O presente estudo pretendeu avaliar a carga microbiana em superfícies escolares e nas mãos de utilizadores, identificar zonas críticas de contaminação e desenvolver uma abordagem preditiva que suporte a criação de uma ferramenta tecnológica de apoio à decisão.
Numa escola básica foram recolhidas 60 amostras, em dois momentos distintos: antes (M1) e após (M2) o período de ocupação. As amostras foram recolhidas através do método da zaragatoa e analisadas por métodos de culturómica (meios seletivos/diferenciais) e técnicas moleculares (PCR/qPCR). Para cada amostra foram registadas variáveis ambientais e individuais. A análise estatística incluiu caracterização descritiva, testes comparativos, análise espacial e desenvolvimento preliminar de modelos preditivos.
Os resultados indicaram uma carga microbiana basal média de aproximadamente 44,77 UFC/100cm² no momento M1, aumentando para cerca de 94.80 UFC/100cm² no momento M2 no caso das superfícies escolares. Além disso, observou-se predominância de Staphylococcus spp, sendo identificado como género dominante (66,17%). A deteção de Escherichia coli em superfícies de contacto, ainda que em menor concentração, constitui um indicador relevante de possíveis falhas nos procedimentos de higienização e de risco potencial de contaminação cruzada [3]. No caso dos utilizadores, observou-se predominância de Enterococcus (60,47%), sendo que os alunos e funcionários apresentavam uma maior carga microbiana referente a todos os indicadores de higiene pesquisados. A interação entre utilizadores e ambiente interior constituiu um ciclo bidirecional de transferência de microrganismos, no qual as mãos desempenham um papel central na disseminação dos mesmos. Com base nesta caracterização preliminar, foi possível definir variáveis ambientais e operacionais, como a taxa de ocupação e o tipo de espaço, capazes de determinar categorias de risco. O desenvolvimento do protótipo de dashboard finaliza com recomendações de higienização ajustadas.
A abordagem multidisciplinar proposta permite não apenas caracterizar a carga microbiana e os principais indicadores de risco, mas também evoluir para uma ferramenta tecnológica de apoio à decisão, promovendo estratégias de higienização mais direcionadas, eficientes e sustentáveis [4].
Referências
[1] D’Accolti, M., Soffritti, I., Mazziga, E., Bini, F., Bisi, M., Volta, A., Mazzacane, S., & Caselli, E. (2025). A Sustainable Combined Approach to Control the Microbial Bioburden in the School Environment.
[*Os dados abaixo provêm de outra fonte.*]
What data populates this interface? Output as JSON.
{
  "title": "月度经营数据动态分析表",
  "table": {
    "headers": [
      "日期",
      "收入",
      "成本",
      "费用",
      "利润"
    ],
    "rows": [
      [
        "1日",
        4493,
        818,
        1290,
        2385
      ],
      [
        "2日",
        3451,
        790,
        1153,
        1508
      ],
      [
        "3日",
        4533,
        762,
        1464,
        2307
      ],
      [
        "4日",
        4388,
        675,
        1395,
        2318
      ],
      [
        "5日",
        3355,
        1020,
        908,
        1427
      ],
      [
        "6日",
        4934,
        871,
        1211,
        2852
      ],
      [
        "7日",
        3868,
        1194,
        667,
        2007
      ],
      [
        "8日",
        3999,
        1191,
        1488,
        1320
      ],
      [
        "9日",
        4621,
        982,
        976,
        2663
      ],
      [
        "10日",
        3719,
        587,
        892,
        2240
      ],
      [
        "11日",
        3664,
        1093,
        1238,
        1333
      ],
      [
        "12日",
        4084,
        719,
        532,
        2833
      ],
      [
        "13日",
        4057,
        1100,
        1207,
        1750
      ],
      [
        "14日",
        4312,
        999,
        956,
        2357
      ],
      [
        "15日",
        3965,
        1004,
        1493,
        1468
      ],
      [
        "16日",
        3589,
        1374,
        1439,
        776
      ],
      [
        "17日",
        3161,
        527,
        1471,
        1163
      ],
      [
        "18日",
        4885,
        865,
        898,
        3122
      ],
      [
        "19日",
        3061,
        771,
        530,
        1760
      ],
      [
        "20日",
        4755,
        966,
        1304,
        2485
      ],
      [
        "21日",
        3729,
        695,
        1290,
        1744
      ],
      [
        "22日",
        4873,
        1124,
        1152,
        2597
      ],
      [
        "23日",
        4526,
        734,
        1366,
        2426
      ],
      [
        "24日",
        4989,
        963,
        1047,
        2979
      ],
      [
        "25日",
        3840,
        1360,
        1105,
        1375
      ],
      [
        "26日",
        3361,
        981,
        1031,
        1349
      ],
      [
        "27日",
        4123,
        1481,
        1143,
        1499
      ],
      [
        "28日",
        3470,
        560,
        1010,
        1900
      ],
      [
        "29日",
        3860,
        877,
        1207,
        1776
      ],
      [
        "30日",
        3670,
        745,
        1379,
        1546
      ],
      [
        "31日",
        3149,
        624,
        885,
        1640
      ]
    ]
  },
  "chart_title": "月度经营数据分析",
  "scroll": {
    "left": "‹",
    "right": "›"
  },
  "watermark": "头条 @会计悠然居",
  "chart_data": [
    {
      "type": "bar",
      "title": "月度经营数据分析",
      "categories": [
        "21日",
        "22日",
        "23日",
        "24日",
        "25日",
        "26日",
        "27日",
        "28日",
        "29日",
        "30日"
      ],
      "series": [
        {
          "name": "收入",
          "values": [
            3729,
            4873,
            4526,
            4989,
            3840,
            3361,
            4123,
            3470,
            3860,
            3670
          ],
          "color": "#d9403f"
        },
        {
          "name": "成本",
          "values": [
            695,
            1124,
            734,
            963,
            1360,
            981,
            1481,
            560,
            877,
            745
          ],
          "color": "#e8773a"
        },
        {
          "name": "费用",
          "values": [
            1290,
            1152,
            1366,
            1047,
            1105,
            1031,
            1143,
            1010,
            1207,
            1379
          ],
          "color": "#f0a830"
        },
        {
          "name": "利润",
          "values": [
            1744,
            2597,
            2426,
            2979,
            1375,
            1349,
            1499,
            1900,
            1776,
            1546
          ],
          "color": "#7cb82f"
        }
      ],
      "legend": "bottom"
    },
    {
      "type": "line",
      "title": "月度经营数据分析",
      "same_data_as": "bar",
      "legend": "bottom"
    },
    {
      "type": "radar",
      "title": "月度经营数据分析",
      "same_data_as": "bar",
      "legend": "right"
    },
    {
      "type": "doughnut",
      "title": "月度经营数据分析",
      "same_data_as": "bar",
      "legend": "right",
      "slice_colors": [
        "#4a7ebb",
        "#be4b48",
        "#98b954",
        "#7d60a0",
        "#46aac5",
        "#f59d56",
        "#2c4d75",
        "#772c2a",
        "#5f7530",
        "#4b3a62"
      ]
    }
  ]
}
Microorganisms, 13(4), 791. https://doi.org/10.3390/microorganisms13040791
[2] Beasley, D.E., Monsur, M., Hu, J. et al. The bacterial community of childcare centers: potential implications for microbial dispersal and child exposure. Environmental Microbiome 17, 8 (2022). https://doi.org/10.1186/s40793-022-00404-6
[3] El-Kased RF, Gamaleldin NM. Prevalence of Bacteria in Primary Schools. J Pure Appl Microbiol. 2020;14(4): 2627-2636. doi: 10.22207/JPAM.14.4.39
[4] Oliveira, Ana Beatriz & Cunha, Diogo & Stedefeldt, Elke & Capalonga, Roberta & Tondo, Eduardo & Cardoso, Marisa. (2014). Hygiene and good practices in school meal services: Organic matter on surfaces, microorganisms and health risks. Food Control. 40. 120–126. 10.1016/j.foodcont.2013.11.036.